Robyn Crook is workings with a favourite of this blog, cephalopods. She was able to record neurons that act very much like nociceptors, which nobody had ever done in cephs before (as discussed here a couple of years ago).

Her take on nociception was to relate it not to short term stimuli, but in the context of long term injuries. Squid, which she works with, are often found in the wild missing the tips of their tentacles, for instance. She was able to show that the squid do change their defensive behaviours when given these mild injuries. They tested these with sticks with hairs on the end. “Behaviour has complex equipment. Duct tape is very important,” she deadpanned.

Co-organizer Ewan St. John Smith talked about his work on naked mole rats, a good chunk of which was published in Nature last year. Naked mole rats have a small number of common mammalian sensory neurons called C-fibers. And it is just the naked animals, not other haired mole rats that have this reduction.

Not only that, they are insensitive to acids.

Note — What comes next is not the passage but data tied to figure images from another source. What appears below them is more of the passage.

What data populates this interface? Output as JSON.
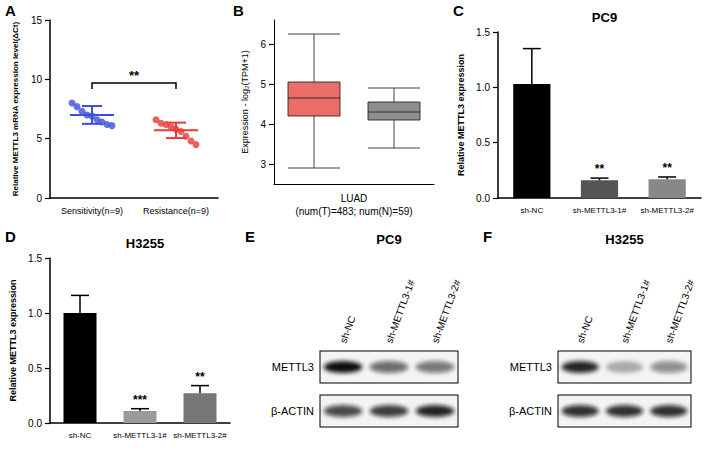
{
  "chart_data": [
    {
      "panel": "A",
      "type": "scatter",
      "categories": [
        "Sensitivity(n=9)",
        "Resistance(n=9)"
      ],
      "ylabel": "Relative METTL3 mRNA expression level(ΔCt)",
      "values": [
        [
          8.0,
          7.7,
          7.3,
          7.0,
          6.9,
          6.6,
          6.4,
          6.2,
          6.1
        ],
        [
          6.6,
          6.3,
          6.2,
          6.0,
          5.8,
          5.6,
          5.2,
          4.8,
          4.5
        ]
      ],
      "mean": [
        7.0,
        5.7
      ],
      "sd": [
        0.75,
        0.65
      ],
      "colors": [
        "#3d4fd8",
        "#e83a35"
      ],
      "marker": "circle",
      "ylim": [
        0,
        15
      ],
      "yticks": [
        0,
        5,
        10,
        15
      ],
      "grid": false,
      "annotations": [
        {
          "text": "**"
        }
      ]
    },
    {
      "panel": "B",
      "type": "boxplot",
      "categories": [
        null,
        null
      ],
      "ylabel": "Expression - log₂(TPM+1)",
      "xlabel": "LUAD\n(num(T)=483; num(N)=59)",
      "boxes": [
        [
          2.9,
          4.2,
          4.65,
          5.05,
          6.25
        ],
        [
          3.4,
          4.1,
          4.3,
          4.55,
          4.9
        ]
      ],
      "colors": [
        "#e8534d",
        "#7a7a7a"
      ],
      "ylim": [
        2.5,
        6.6
      ],
      "yticks": [
        3,
        4,
        5,
        6
      ],
      "grid": false,
      "tick_labels": "y"
    },
    {
      "panel": "C",
      "type": "bar",
      "title": "PC9",
      "categories": [
        "sh-NC",
        "sh-METTL3-1#",
        "sh-METTL3-2#"
      ],
      "ylabel": "Relative METTL3 expression",
      "values": [
        1.03,
        0.16,
        0.17
      ],
      "errors": [
        0.32,
        0.02,
        0.02
      ],
      "colors": [
        "#000000",
        "#555555",
        "#888888"
      ],
      "ylim": [
        0,
        1.5
      ],
      "yticks": [
        {
          "value": 0,
          "label": "0.0"
        },
        {
          "value": 0.5,
          "label": "0.5"
        },
        {
          "value": 1,
          "label": "1.0"
        },
        {
          "value": 1.5,
          "label": "1.5"
        }
      ],
      "grid": false,
      "annotations": [
        {
          "category": "sh-METTL3-1#",
          "text": "**"
        },
        {
          "category": "sh-METTL3-2#",
          "text": "**"
        }
      ]
    },
    {
      "panel": "D",
      "type": "bar",
      "title": "H3255",
      "categories": [
        "sh-NC",
        "sh-METTL3-1#",
        "sh-METTL3-2#"
      ],
      "ylabel": "Relative METTL3 expression",
      "values": [
        1.0,
        0.11,
        0.27
      ],
      "errors": [
        0.16,
        0.02,
        0.07
      ],
      "colors": [
        "#000000",
        "#9a9a9a",
        "#777777"
      ],
      "ylim": [
        0,
        1.5
      ],
      "yticks": [
        {
          "value": 0,
          "label": "0.0"
        },
        {
          "value": 0.5,
          "label": "0.5"
        },
        {
          "value": 1,
          "label": "1.0"
        },
        {
          "value": 1.5,
          "label": "1.5"
        }
      ],
      "grid": false,
      "annotations": [
        {
          "category": "sh-METTL3-1#",
          "text": "***"
        },
        {
          "category": "sh-METTL3-2#",
          "text": "**"
        }
      ]
    }
  ],
  "blots": [
    {
      "panel": "E",
      "title": "PC9",
      "lanes": [
        "sh-NC",
        "sh-METTL3-1#",
        "sh-METTL3-2#"
      ],
      "rows": [
        {
          "name": "METTL3",
          "intensities": [
            1.0,
            0.6,
            0.55
          ]
        },
        {
          "name": "β-ACTIN",
          "intensities": [
            0.75,
            0.8,
            0.9
          ]
        }
      ]
    },
    {
      "panel": "F",
      "title": "H3255",
      "lanes": [
        "sh-NC",
        "sh-METTL3-1#",
        "sh-METTL3-2#"
      ],
      "rows": [
        {
          "name": "METTL3",
          "intensities": [
            0.9,
            0.3,
            0.45
          ]
        },
        {
          "name": "β-ACTIN",
          "intensities": [
            0.85,
            0.85,
            0.85
          ]
        }
      ]
    }
  ]
}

Somewhat surprisingly, all the ion channels of acid detection were still in the mole rat neurons, but there was a sort of genetic “shunt” that prevented the neurons from generating action potentials when exposed to acid. All of these seems to be related to the mole rats living almost perpetually underground in high carbon dioxide laden dens.

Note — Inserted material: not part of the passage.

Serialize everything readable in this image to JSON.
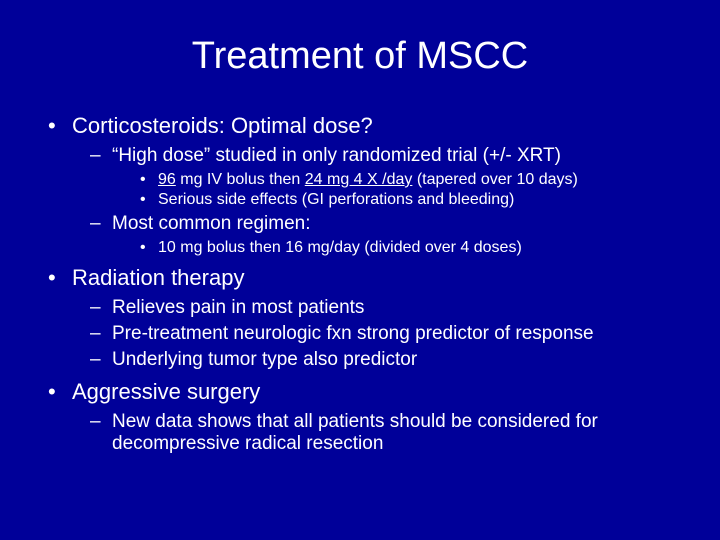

The last speaker was Victoria Braithwaite, who was talking about fish nociception. (You can find my review of her book, Do Fish Feel Pain? here.) She summarized some of her work on the nociceptive sensory neurons from about 10 years ago. Her more recent research is geared to showing not just that fish have nociception, but that they use that information in a way that is suggestive of pain.

One of the big arguments that she has faced from critics is that fish cannot feel pain because they have no neocortex. She argues that the relevant brain structures for processing pain in humans are the amygdala and the hippocampus, and fish do have equivalent structures in their brains.

L to R: Ewan, Dan, Robyn, and Victoria

All our speakers had lots of questions at the end of the session, and we were all able to continue the discussion over lunch.

I was incredibly pleased. I thought the symposium achieved everything we had set out to do. The talks were a great mix, and none felt out of place at a neuroethology meeting.

I had to leave immediately after lunch, and could not stay for the last contributed talk session. I was particularly bummed to miss the talk by my co-organizer Ashley, who was one of the very last speakers for the entire conference.

I got to the airport in what I thought was plenty of time, but my self check-in failed. So I went to stand in a line-up. A line-up that lasted over an hour. When I finally got to the front, I learned that my flight had been delayed. Again. And my connecting flight in Dallas was the last one of the day. I was almost certainly stuck in the Dallas airport for the night.

Externally, I laughed. Because you have to, as they say. Internally? “Crap crap crap crap.” I got one tiny little ray of hope: Dallas flights were also being delayed, so I might make it. But I only gave theft about a 10% chance. And I dropped that to 5% when the flight missed its delayed departure time by about 45 minutes.

But I made an excellent start on this blog post.

I got into Dallas about 10:00 pm, and the last flight back to McAllen was long gone. And I was indeed stuck in the airport overnight, left to wonder what god of travel I had so annoyed that have m last three trips delayed so much that I arrive at my destination on the wrong day. Fortunately, a computer can now make longe delays much more tolerable than they used to be.